Let's find $\sin 72^\circ$ and $\cos 72^\circ$ first. We need the value of $\sin18^\circ$ or $\cos18^\circ$ first because calculating $72^\circ$ is a bit hard.
$$\sin(36^\circ)=\cos(90^\circ-36^\circ)$$
$$\sin(2\cdot18^\circ)=\cos(3\cdot18^\circ)$$
$$2\sin18^\circ\cos18^\circ=4\cos^318^\circ-3\cos18^\circ$$
$$4\cos^318^\circ-3\cos18^\circ-2\sin18^\circ\cos18^\circ=0$$
$$\cos18^\circ(4\cos^218^\circ-2\sin18^\circ-3)=0$$
$$\textrm{Since }\cos18^\circ\neq0,~4\cos^218^\circ-2\sin18^\circ-3=0.$$
$$4-4\sin^218^\circ-2\sin18^\circ-3=0$$
$$4\sin^218^\circ+2\sin18^\circ-1=0$$
$$\sin18^\circ=\frac{-2\pm\sqrt{2^2+4\cdot4}}{8}$$
$$\sin18^\circ=\frac{-1\pm\sqrt{5}}{4}$$
$$\textrm{Since }\sin^\circ>0,~\sin18^\circ=\frac{-1+\sqrt{5}}{4}.$$
Therefore, $\cos72^\circ=\sin18^\circ=\frac{-1+\sqrt{5}}{4}$ and $\sin 72^\circ=\sqrt{1-(\frac{-1+\sqrt{5}}{4})^2}=\frac{\sqrt{10+2\sqrt{5}}}{4}$.
$$\sin75^\circ=\sin(30^\circ+45^\circ)=\sin30^\circ\cos45^\circ+\cos30^\circ\sin45^\circ=\frac{\sqrt{2}+\sqrt{6}}{4}$$
$$\cos75^\circ=\cos30^\circ\cos45^\circ-\sin30^\circ\sin45^\circ=\frac{\sqrt{6}-\sqrt{2}}{4}$$
Now we can calculate the values of $\sin 3^\circ$ and $\cos 3^\circ$.
$$\sin3^\circ=\sin75^\circ\cos72^\circ-\cos75^\circ\sin72^\circ$$
$$\sin3^\circ=\frac{\sqrt{2}+\sqrt{6}}{4}\cdot\frac{-1+\sqrt{5}}{4}-\frac{\sqrt{6}-\sqrt{2}}{4}\cdot\frac{\sqrt{10+2\sqrt{5}}}{4}$$
$$\sin3^\circ=\frac{(\sqrt{2}+\sqrt{6})\cdot(-1+\sqrt{5})-(\sqrt{6}-\sqrt{2})\cdot\sqrt{10+2\sqrt{5}}}{16}$$
$$\cos3^\circ=\cos75^\circ\cos72^\circ+\sin75^\circ\sin72^\circ$$
$$\cos3^\circ=\frac{\sqrt{6}-\sqrt{2}}{4}\cdot\frac{-1+\sqrt{5}}{4}+\frac{\sqrt{2}+\sqrt{6}}{4}\cdot\frac{\sqrt{10+2\sqrt{5}}}{4}$$
$$\cos3^\circ=\frac{(\sqrt{6}-\sqrt{2})\cdot(-1+\sqrt{5})+(\sqrt{2}+\sqrt{6})\cdot\sqrt{10+2\sqrt{5}}}{16}$$
I have checked with approximate values that these two values are correct.

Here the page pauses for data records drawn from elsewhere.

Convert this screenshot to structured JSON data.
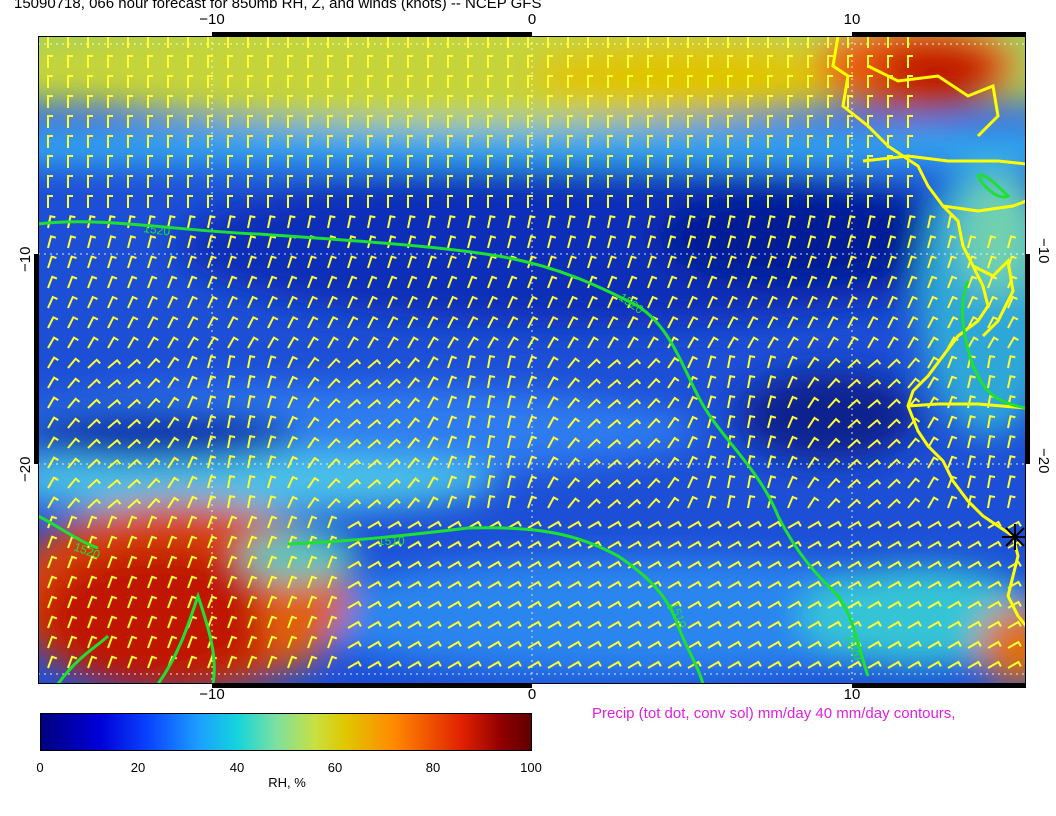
{
  "title": "15090718, 066 hour forecast for 850mb RH, Z, and winds (knots)  -- NCEP GFS",
  "axes": {
    "top_ticks": [
      "−10",
      "0",
      "10"
    ],
    "bottom_ticks": [
      "−10",
      "0",
      "10"
    ],
    "left_ticks": [
      "−10",
      "−20"
    ],
    "right_ticks": [
      "−10",
      "−20"
    ]
  },
  "contour_labels": [
    "1520",
    "1520",
    "1510",
    "1510",
    "1520",
    "1520"
  ],
  "precip_note": "Precip (tot dot, conv sol) mm/day 40 mm/day contours,",
  "colorbar": {
    "ticks": [
      "0",
      "20",
      "40",
      "60",
      "80",
      "100"
    ],
    "label": "RH, %"
  },
  "colors": {
    "coast": "#ffff00",
    "barbs": "#ffff33",
    "contours": "#00dd00",
    "precip_note": "#e020e0"
  }
}
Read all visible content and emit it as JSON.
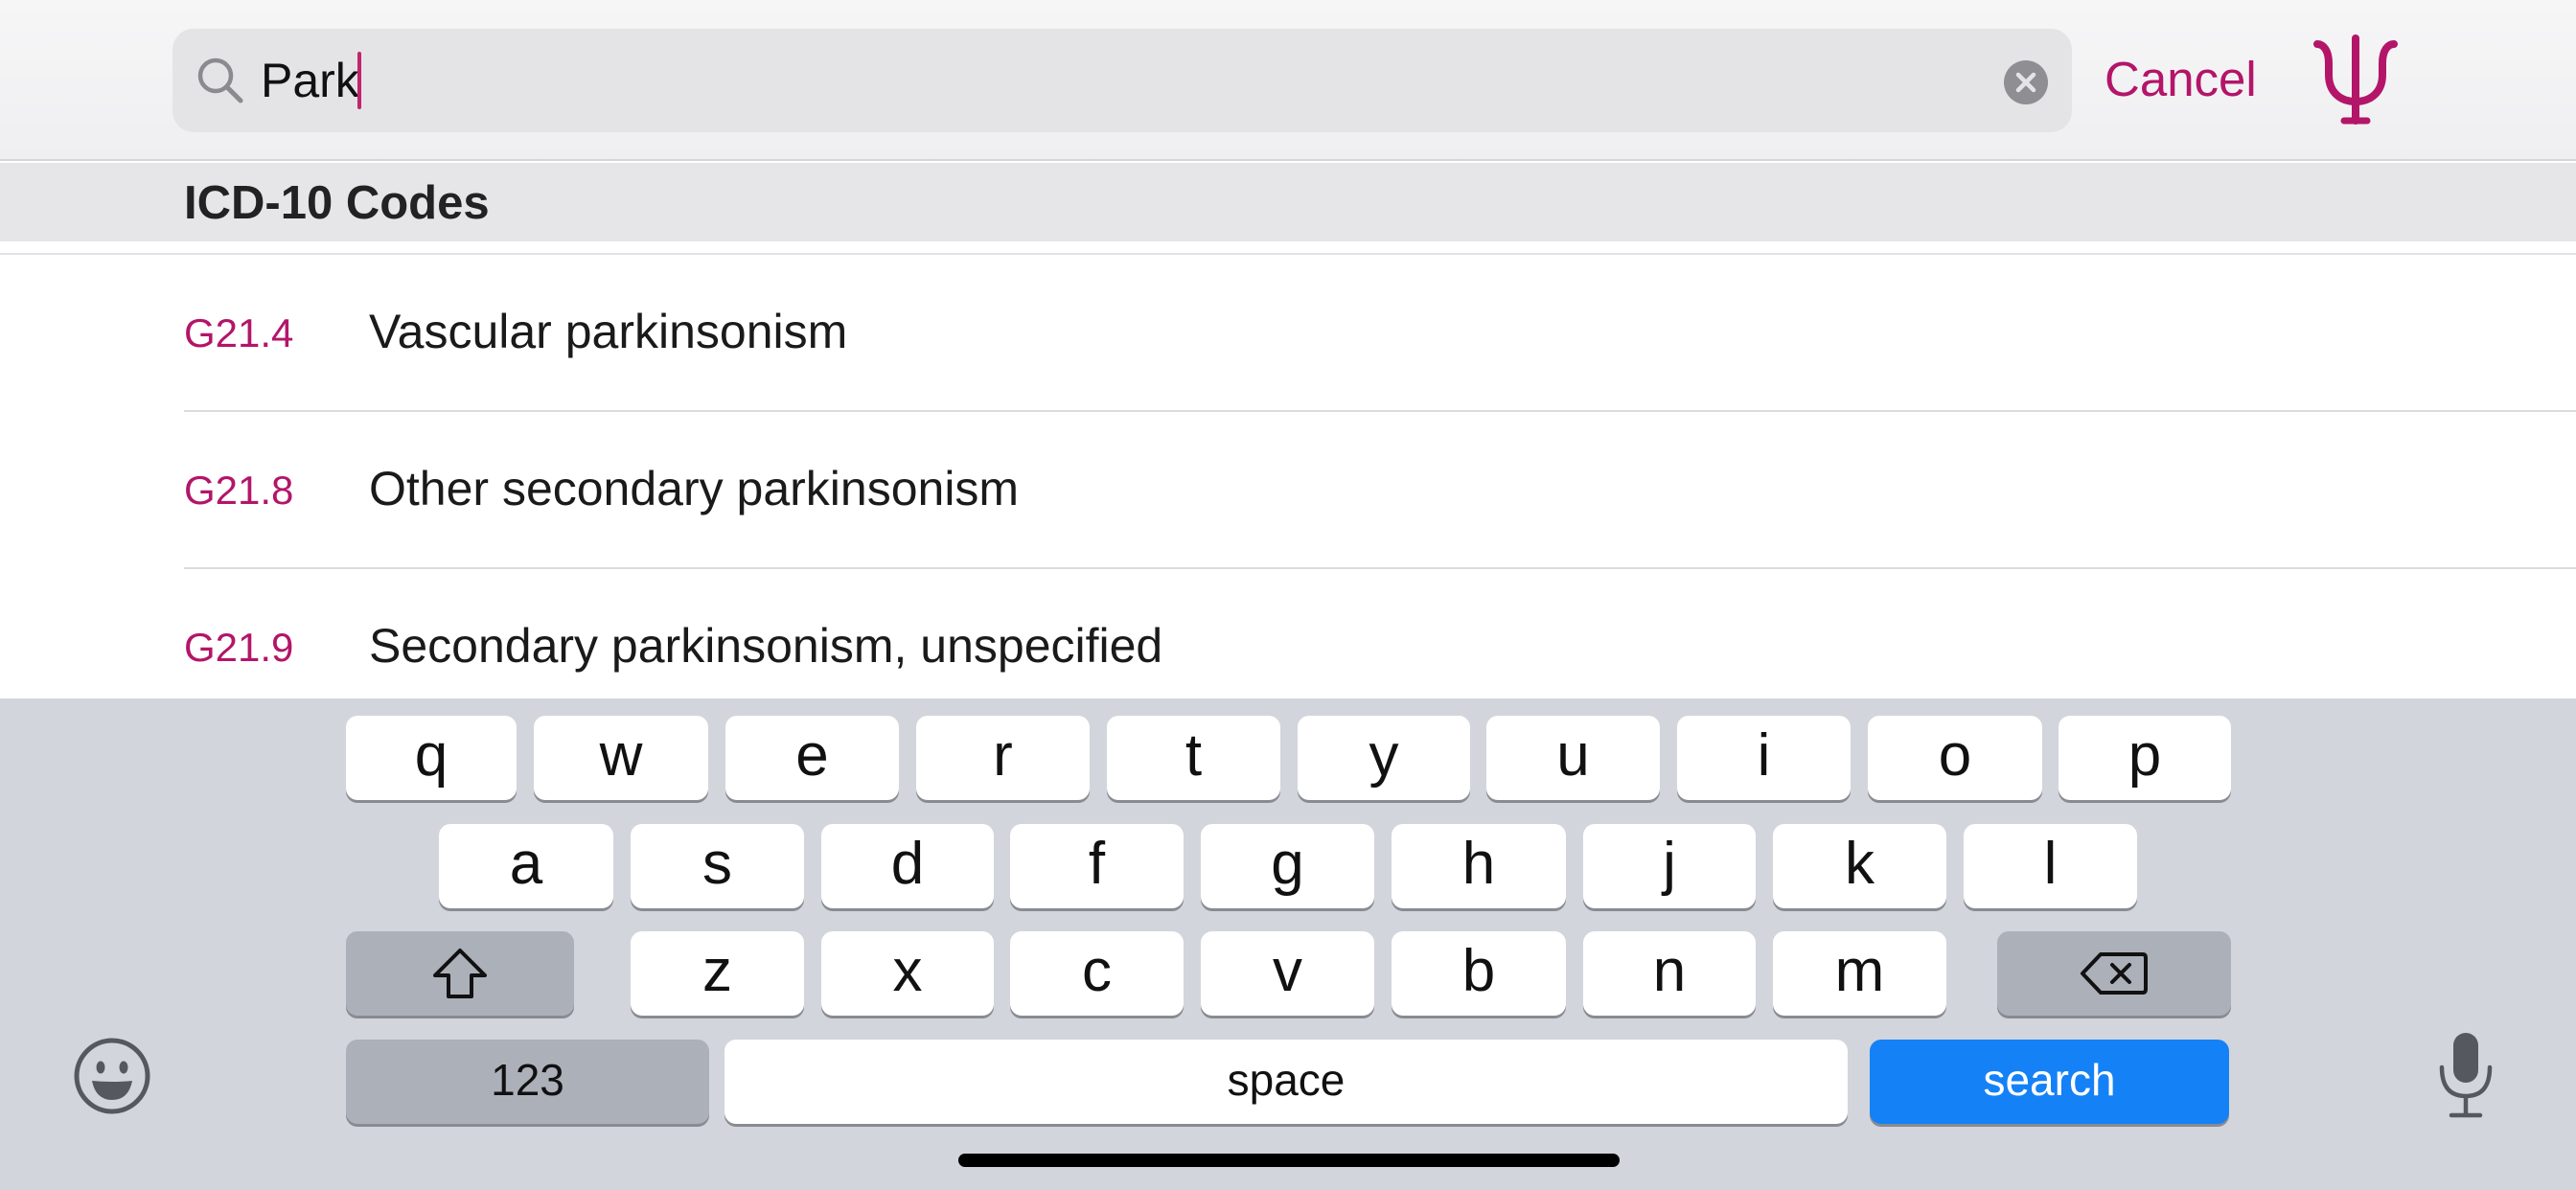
{
  "search": {
    "query": "Park",
    "cancel_label": "Cancel"
  },
  "results": {
    "section_title": "ICD-10 Codes",
    "rows": [
      {
        "code": "G21.4",
        "description": "Vascular parkinsonism"
      },
      {
        "code": "G21.8",
        "description": "Other secondary parkinsonism"
      },
      {
        "code": "G21.9",
        "description": "Secondary parkinsonism, unspecified"
      }
    ]
  },
  "keyboard": {
    "row1": [
      "q",
      "w",
      "e",
      "r",
      "t",
      "y",
      "u",
      "i",
      "o",
      "p"
    ],
    "row2": [
      "a",
      "s",
      "d",
      "f",
      "g",
      "h",
      "j",
      "k",
      "l"
    ],
    "row3": [
      "z",
      "x",
      "c",
      "v",
      "b",
      "n",
      "m"
    ],
    "numbers_label": "123",
    "space_label": "space",
    "search_label": "search"
  },
  "icons": {
    "search": "search-icon",
    "clear": "clear-text-icon",
    "brand": "psi-logo-icon",
    "shift": "shift-icon",
    "delete": "backspace-icon",
    "emoji": "emoji-icon",
    "dictation": "microphone-icon"
  },
  "colors": {
    "accent": "#b31569",
    "search_key": "#1581f6",
    "keyboard_bg": "#d2d5db"
  }
}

$$\textrm{Let }x=\sin1^\circ\textrm{ and }y=\cos1^\circ$$
$$\sin3^\circ=3x-4x^3$$
$$\cos3^\circ=4y^3-3y$$
\begin{equation}
\begin{cases}
\frac{(\sqrt{2}+\sqrt{6})\cdot(-1+\sqrt{5})-(\sqrt{6}-\sqrt{2})\cdot\sqrt{10+2\sqrt{5}}}{16}=3x-4x^3\\
\frac{(\sqrt{6}-\sqrt{2})\cdot(-1+\sqrt{5})+(\sqrt{2}+\sqrt{6})\cdot\sqrt{10+2\sqrt{5}}}{16}=4y^3-3y\\
x^2+y^2=1
\end{cases}
\end{equation}
Here is where I got stuck. I can't solve a cubic function with this giant constant term. I have three equations (sin, cos, and sum of squares) that I can use. Any help would be appreciated.
Best Answer
As pointed out in a comment, of course you can solve for $x$ in the equation $$ \frac{(\sqrt{2}+\sqrt{6})\cdot(-1+\sqrt{5})-(\sqrt{6}-\sqrt{2})\cdot\sqrt{10+2\sqrt{5}}}{16}=3x-4x^3. $$ It will just be an even much bigger and uglier expression. And it will involve square roots of negative numbers at some point while you are evaluating it; this is unavoidable. (See the answers to Can we express the value of $\sin 1^\circ$ without using the imaginary unit? and Is it possible get an algebraic expression for $\sin 1^\circ$ that does not contain roots of negative values?.)
But if you start with a larger angle than $3^\circ$ there are expressions that are not so ugly. Here is one that is very neat (albeit possibly a little cryptic at first) from The Sine of a Single Degree by Travis Kowalski: $$ \sin 1^\circ = \frac{\sqrt[90]{\sqrt{-1}} - \sqrt[90]{-\sqrt{-1}}}{2 \sqrt{-1}} $$ where all the roots are principal roots.